Have you taken the time to consider why your interests in your craft lie where they do?
I started out taking simple photos. Just pictures. I did it because I needed the shots for a newsletter. Then I started playing with Photoshop. And while I didn't do anything elaborate in Photoshop, I did learn the basics and moved onto more intense applications.
It started quite innocently. I was daring to play with black and white and messing around with sepia. Then I stepped deeper into the mix. I was using layers, filters, and various software programs. Suddenly documentation became art.
I started adding again. More layers and filters. Whatever I could get my hands on. In the process I questioned myself. Why am I not satisfied with a simple photo? Why can't I just document what I see?
It goes back to feeling and depth. Whether I accomplish it or not, I need that feeling, that depth, the sway and a connection to the completed work to draw some sort of emotion, some sort of questioning in my mind and the viewer's mind. I want a sort of mystery in the final image. I want the thought process to move. I want to question what it is about the image that makes me like it or hate it.

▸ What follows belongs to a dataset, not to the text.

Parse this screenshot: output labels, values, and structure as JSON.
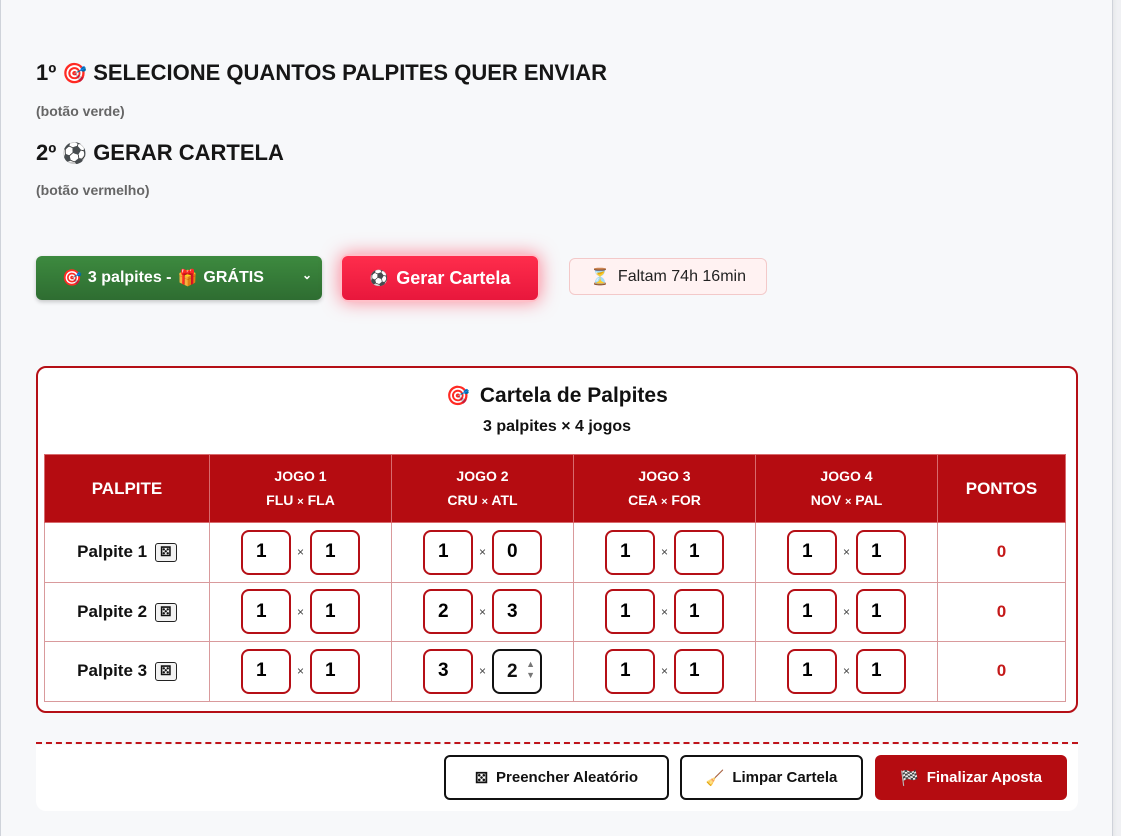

Thus, photography became art.
Why your interests lie where they do creates a connection between you and your craft. Ask yourself -
Why this particular endeavor? Why do I choose this medium over another?
What do I want to accomplish with this particular medium?
How do I connect with this particular medium?
How do I want others to connect with this medium?
What am I saying with this medium?
Sometimes this is on the surface; sometimes you have to go deep to find the meaning. Sometimes you're just drawn to it. But the why is worth looking at. It teaches you about yourself. It connects you on a deeper level with yourself, your inner world.
It also connects you with the outside world. You draw from what surrounds you. Whether it's a point of view, whether it's capturing a small piece of the universe, whether it's molding someone else's point of view, your art connects the inner you and the outer you.
Take time to ask the why? Sometimes a picture is just a picture, sometimes it's not.